Ora, dice, “si stima che la copertura vaccinale contro l’HPV sia del 70%”.

Uno degli studi che da questo punto di vista ha fatto più danni è stato quello del 1998 ad opera del chirurgo britannico Andrew Wakefield. Suggeriva, senza fondamenti scientifici, che il vaccino contro morbillo, parotite e rosolia (MMR) potesse predisporre i bambini a disturbi dello sviluppo come l’autismo.
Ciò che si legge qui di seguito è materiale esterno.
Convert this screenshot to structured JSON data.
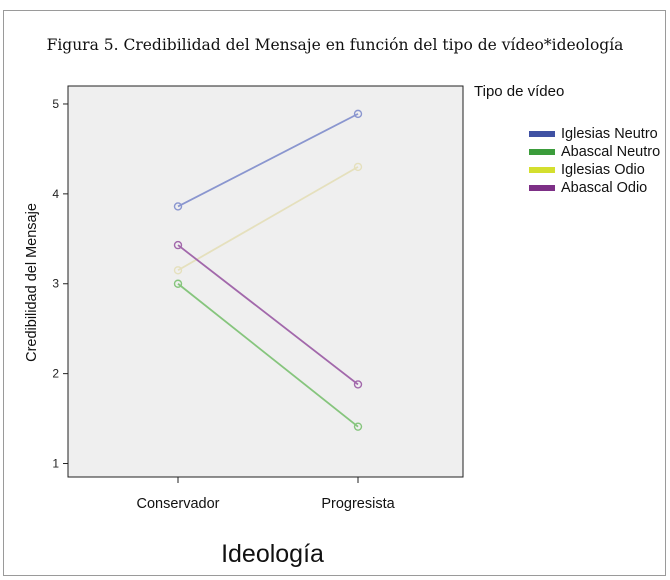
{
  "title": "Figura 5. Credibilidad del Mensaje en función del tipo de vídeo*ideología",
  "chart_data": {
    "type": "line",
    "categories": [
      "Conservador",
      "Progresista"
    ],
    "xlabel": "Ideología",
    "ylabel": "Credibilidad del Mensaje",
    "ylim": [
      0.85,
      5.2
    ],
    "yticks": [
      1,
      2,
      3,
      4,
      5
    ],
    "grid": false,
    "legend_title": "Tipo de vídeo",
    "legend_position": "right",
    "series": [
      {
        "name": "Iglesias Neutro",
        "values": [
          3.86,
          4.89
        ],
        "color": "#3f51a3"
      },
      {
        "name": "Abascal Neutro",
        "values": [
          3.0,
          1.41
        ],
        "color": "#3b9c3b"
      },
      {
        "name": "Iglesias Odio",
        "values": [
          3.15,
          4.3
        ],
        "color": "#d4df2e"
      },
      {
        "name": "Abascal Odio",
        "values": [
          3.43,
          1.88
        ],
        "color": "#7d2f86"
      }
    ],
    "line_colors": [
      "#8a96cf",
      "#86c57d",
      "#e5e0bd",
      "#a268ab"
    ],
    "plot_background": "#efefef"
  }
}
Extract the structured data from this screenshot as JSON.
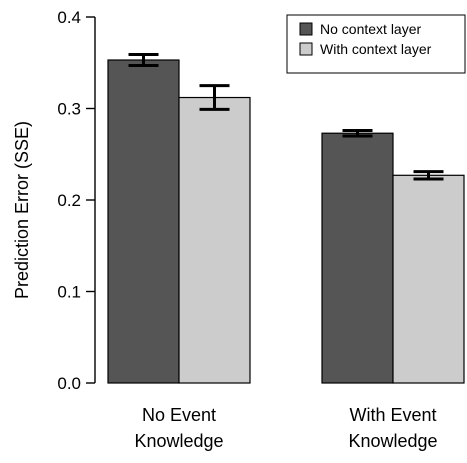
{
  "chart_data": {
    "type": "bar",
    "ylabel": "Prediction Error (SSE)",
    "xlabel": "",
    "title": "",
    "ylim": [
      0,
      0.4
    ],
    "y_ticks": [
      "0.0",
      "0.1",
      "0.2",
      "0.3",
      "0.4"
    ],
    "categories": [
      [
        "No Event",
        "Knowledge"
      ],
      [
        "With Event",
        "Knowledge"
      ]
    ],
    "series": [
      {
        "name": "No context layer",
        "color": "#555555",
        "values": [
          0.353,
          0.273
        ],
        "error": [
          0.006,
          0.003
        ]
      },
      {
        "name": "With context layer",
        "color": "#cccccc",
        "values": [
          0.312,
          0.227
        ],
        "error": [
          0.013,
          0.004
        ]
      }
    ],
    "legend_position": "top-right",
    "grid": false
  }
}
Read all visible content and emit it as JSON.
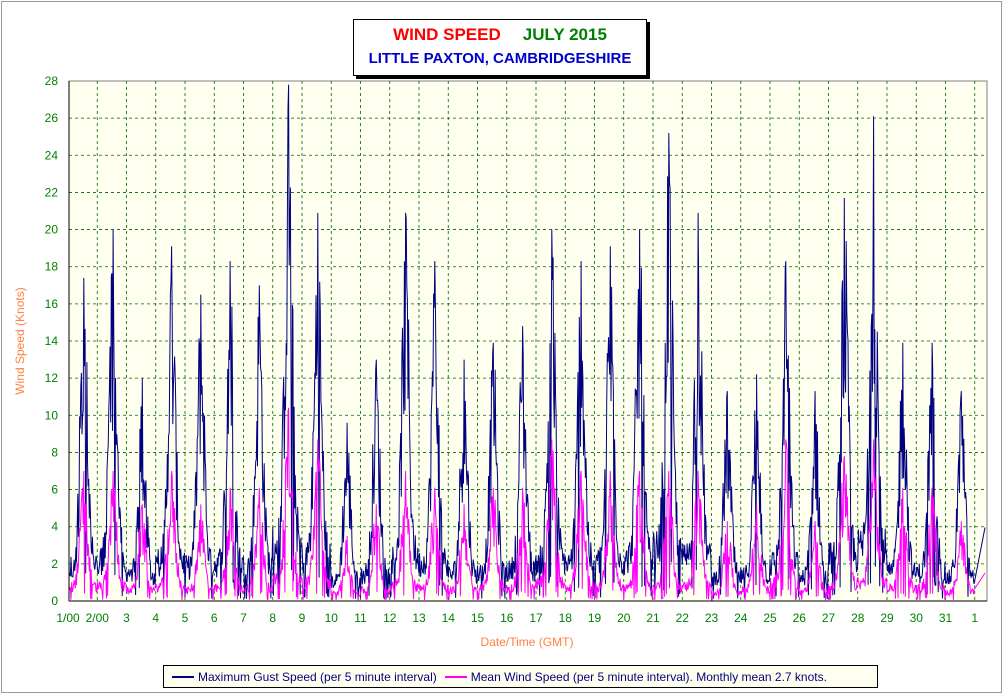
{
  "chart_data": {
    "type": "line",
    "title_main": "WIND SPEED",
    "title_date": "JULY 2015",
    "subtitle": "LITTLE PAXTON, CAMBRIDGESHIRE",
    "xlabel": "Date/Time (GMT)",
    "ylabel": "Wind Speed (Knots)",
    "ylim": [
      0,
      28
    ],
    "y_ticks": [
      0,
      2,
      4,
      6,
      8,
      10,
      12,
      14,
      16,
      18,
      20,
      22,
      24,
      26,
      28
    ],
    "x_tick_labels": [
      "1/00",
      "2/00",
      "3",
      "4",
      "5",
      "6",
      "7",
      "8",
      "9",
      "10",
      "11",
      "12",
      "13",
      "14",
      "15",
      "16",
      "17",
      "18",
      "19",
      "20",
      "21",
      "22",
      "23",
      "24",
      "25",
      "26",
      "27",
      "28",
      "29",
      "30",
      "31",
      "1"
    ],
    "grid": true,
    "legend_position": "bottom",
    "colors": {
      "gust": "#000080",
      "mean": "#ff00ff",
      "axis_text": "#008000",
      "axis_title": "#ff8040"
    },
    "series": [
      {
        "name": "Maximum Gust Speed (per 5 minute interval)",
        "daily_peak_values": [
          17.4,
          20.0,
          12.0,
          19.1,
          16.5,
          18.3,
          17.0,
          27.8,
          20.9,
          9.6,
          13.0,
          20.9,
          18.3,
          13.0,
          13.9,
          14.8,
          20.0,
          18.3,
          19.1,
          20.0,
          25.2,
          20.9,
          11.3,
          12.2,
          18.3,
          11.3,
          21.7,
          26.1,
          13.9,
          13.9,
          11.3
        ]
      },
      {
        "name": "Mean Wind Speed (per 5 minute interval). Monthly mean 2.7 knots.",
        "daily_peak_values": [
          7.0,
          7.0,
          5.2,
          7.0,
          5.2,
          6.1,
          6.1,
          10.4,
          8.7,
          3.5,
          5.2,
          7.0,
          6.1,
          5.2,
          6.1,
          6.1,
          8.7,
          7.0,
          7.0,
          7.0,
          7.0,
          7.0,
          4.3,
          5.2,
          8.7,
          4.3,
          7.8,
          8.7,
          6.1,
          6.1,
          4.3
        ]
      }
    ]
  }
}
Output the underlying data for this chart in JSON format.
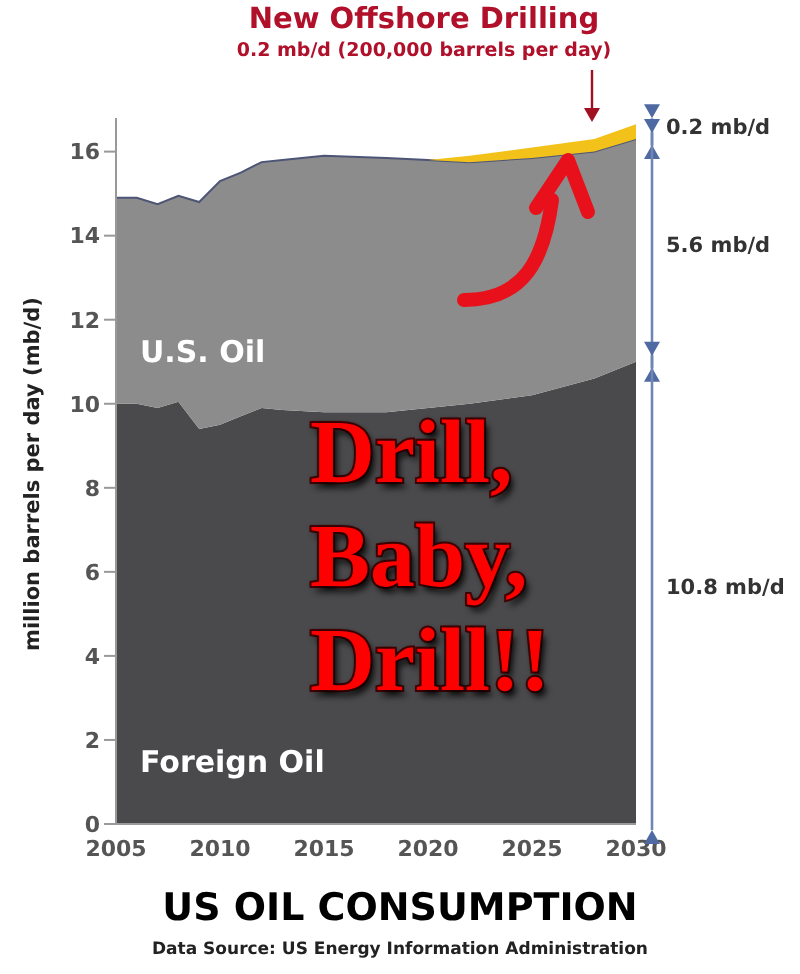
{
  "chart_data": {
    "type": "area",
    "stacked": true,
    "title": "US OIL CONSUMPTION",
    "ylabel": "million barrels per day (mb/d)",
    "x": [
      2005,
      2006,
      2007,
      2008,
      2009,
      2010,
      2011,
      2012,
      2013,
      2015,
      2018,
      2020,
      2022,
      2025,
      2028,
      2030
    ],
    "series": [
      {
        "name": "Foreign Oil",
        "color": "#4a4a4c",
        "values": [
          10.0,
          10.0,
          9.9,
          10.05,
          9.4,
          9.5,
          9.7,
          9.9,
          9.85,
          9.8,
          9.8,
          9.9,
          10.0,
          10.2,
          10.6,
          11.0
        ]
      },
      {
        "name": "U.S. Oil",
        "color": "#8c8c8c",
        "values": [
          4.9,
          4.9,
          4.85,
          4.9,
          5.4,
          5.8,
          5.8,
          5.85,
          5.95,
          6.1,
          6.05,
          5.9,
          5.75,
          5.65,
          5.4,
          5.3
        ]
      },
      {
        "name": "New Offshore Drilling",
        "color": "#f2c21a",
        "values": [
          null,
          null,
          null,
          null,
          null,
          null,
          null,
          null,
          null,
          null,
          null,
          0,
          0.15,
          0.25,
          0.3,
          0.35
        ]
      }
    ],
    "xlim": [
      2005,
      2030
    ],
    "xticks": [
      2005,
      2010,
      2015,
      2020,
      2025,
      2030
    ],
    "ylim": [
      0,
      16.8
    ],
    "yticks": [
      0,
      2,
      4,
      6,
      8,
      10,
      12,
      14,
      16
    ],
    "annotations": [
      "0.2 mb/d (200,000 barrels per day)",
      "Drill,\nBaby,\nDrill!!",
      "0.2 mb/d",
      "5.6 mb/d",
      "10.8 mb/d",
      "Data Source: US Energy Information Administration"
    ]
  }
}
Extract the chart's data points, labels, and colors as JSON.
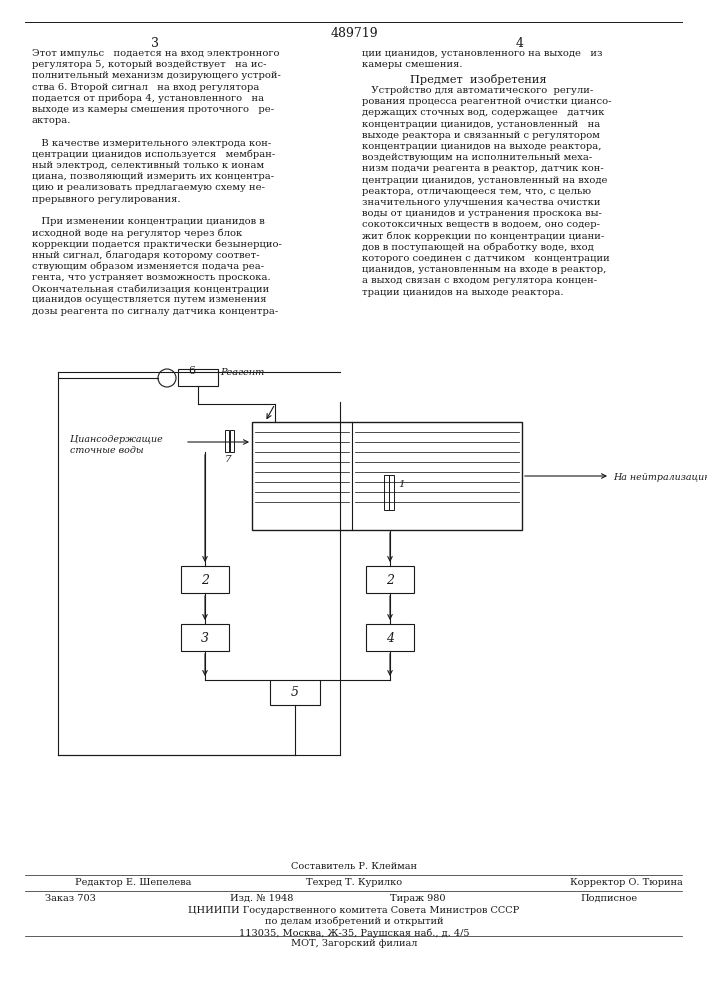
{
  "patent_number": "489719",
  "page_left": "3",
  "page_right": "4",
  "bg_color": "#ffffff",
  "text_color": "#1a1a1a",
  "footer_compositor": "Составитель Р. Клейман",
  "footer_editor": "Редактор Е. Шепелева",
  "footer_techred": "Техред Т. Курилко",
  "footer_corrector": "Корректор О. Тюрина",
  "footer_order": "Заказ 703",
  "footer_izd": "Изд. № 1948",
  "footer_tirazh": "Тираж 980",
  "footer_podpisnoe": "Подписное",
  "footer_tsniipi": "ЦНИИПИ Государственного комитета Совета Министров СССР",
  "footer_delam": "по делам изобретений и открытий",
  "footer_address": "113035, Москва, Ж-35, Раушская наб., д. 4/5",
  "footer_mot": "МОТ, Загорский филиал"
}
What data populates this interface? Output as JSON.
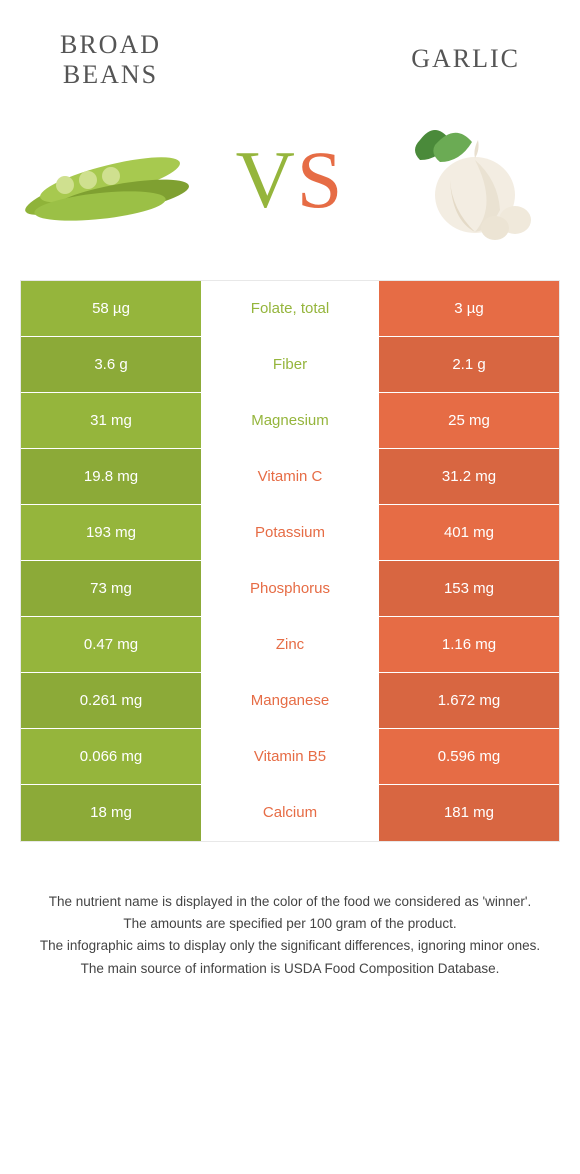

L’attenzione mediatica di cui ha goduto la ricerca ha influenzato i tassi di vaccinazione in tutto il mondo, nonostante la sua natura speculativa e la successiva ritrattazione da parte dell’autore.

Lo studio è stato giudicato fraudolento e Wakefield è stato radiato dal registro medico del Regno Unito.

Il Centro Europeo per il Controllo e la Prevenzione delle Malattie (ECDC) aggiunge che esiste anche un’errata percezione comune che il morbillo sia una malattia innocua – probabilmente un mito che deriva dal successo delle passate campagne di vaccinazione che hanno ridotto il numero di decessi (milioni, negli anni ’80; circa 122.000 nel 2012).

Dati ECDC mostrano che l’anno scorso, nei Paesi UE, ci sono stati circa 13.200 casi di morbillo. 

Bosch sottolinea che “con il Covid ci troveremo di fronte a un’altra situazione, in cui inoculeremo il vaccino a soggetti anziani e fragili”.

Questo significa che “gli effetti collaterali del vaccino si moltiplicheranno”, e in parallelo aumenteranno le preoccupazioni sulla sicurezza che invaderanno i titoli dei giornali.

L’indagine WEF-Ipsos sul vaccino anti-Covid rileva che, a livello globale, il 34% delle persone si dice preoccupato per possibili effetti collaterali. Il 33% si dice inquieto per la velocità degli studi clinici che hanno portato alla commercializzazione dei vaccini.